Screened as part of NZIFF 2006

Whole New Thing 2005

Directed by Amnon Buchbinder

A 13-year-old home-schooled genius falls in love, or thinks he does, with his gifted – and closeted – English teacher. “Consistently surprising ... a coming-of-age film that could become a Canadian classic.” — Now

Canada In English
92 minutes 35mm

Director

Screenplay

Amnon Buchbinder
,
Daniel MacIvor

Photography

Christopher Ball

Editor

Angela Baker

Music

David Buchbinder

With

Rebecca Jenkins
,
Robert Joy
,
Daniel MacIvor
,
Callum Keith Rennie
,
Aaron Webber
,
Kathryn MacLellan
,
Drew O’Hara
,
Hugh Thompson
,
Jackie Torrens

Festivals

Toronto, Vancouver 2005

Elsewhere

Whole New Thing is an oddball gem, beautifully acted from a quick-witted script delicately attuned to its misfit protagonists. Don, a gifted English teacher, is a closeted gay with a taste for anonymous sex. 13-year-old Emerson has been home-schooled in rural Nova Scotia by his counter-cultural parents, a ramrod Greenie dad and a mother whose earthy vivacity is tinged with restlessness. He’s written a fantasy novel to rival Tolkien but he’s not so hot at maths.
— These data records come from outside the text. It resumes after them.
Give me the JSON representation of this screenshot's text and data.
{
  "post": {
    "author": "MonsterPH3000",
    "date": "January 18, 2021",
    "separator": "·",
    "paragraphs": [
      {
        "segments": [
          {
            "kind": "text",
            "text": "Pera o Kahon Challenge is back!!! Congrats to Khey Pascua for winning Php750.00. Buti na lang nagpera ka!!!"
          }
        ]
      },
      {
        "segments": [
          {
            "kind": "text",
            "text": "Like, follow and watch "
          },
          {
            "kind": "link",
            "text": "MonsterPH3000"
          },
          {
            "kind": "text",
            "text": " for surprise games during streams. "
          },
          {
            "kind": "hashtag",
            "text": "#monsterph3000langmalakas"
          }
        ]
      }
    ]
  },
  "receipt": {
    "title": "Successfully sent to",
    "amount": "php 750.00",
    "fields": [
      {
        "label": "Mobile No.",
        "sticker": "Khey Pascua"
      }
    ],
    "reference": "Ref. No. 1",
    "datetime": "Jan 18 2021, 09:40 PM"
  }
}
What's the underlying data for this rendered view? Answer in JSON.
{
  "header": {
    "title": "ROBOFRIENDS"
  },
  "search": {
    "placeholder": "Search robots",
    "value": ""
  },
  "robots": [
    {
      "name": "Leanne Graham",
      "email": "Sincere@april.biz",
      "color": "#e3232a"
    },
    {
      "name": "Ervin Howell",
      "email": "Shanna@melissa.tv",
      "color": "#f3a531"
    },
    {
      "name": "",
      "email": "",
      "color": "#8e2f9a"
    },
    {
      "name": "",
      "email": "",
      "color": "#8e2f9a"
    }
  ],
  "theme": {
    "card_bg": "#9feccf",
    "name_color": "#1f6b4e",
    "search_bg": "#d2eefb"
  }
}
Obliged to submit to the contemptible public school where ‘those who can’t, teach’, he zeroes in on the one person who might be his intellectual equal. A 13-year-old boy with a crush on him is exactly what this particular teacher does not need. Applying his parents’ liberal attitudes to sexuality and casual nudity, Emerson takes To Sir, With Love to dire lengths, but there’s wisdom and grace in the way writer/director Amnon Buchbinder and writer/actor Daniel McIvor apply the brakes to his premature acceleration into adulthood.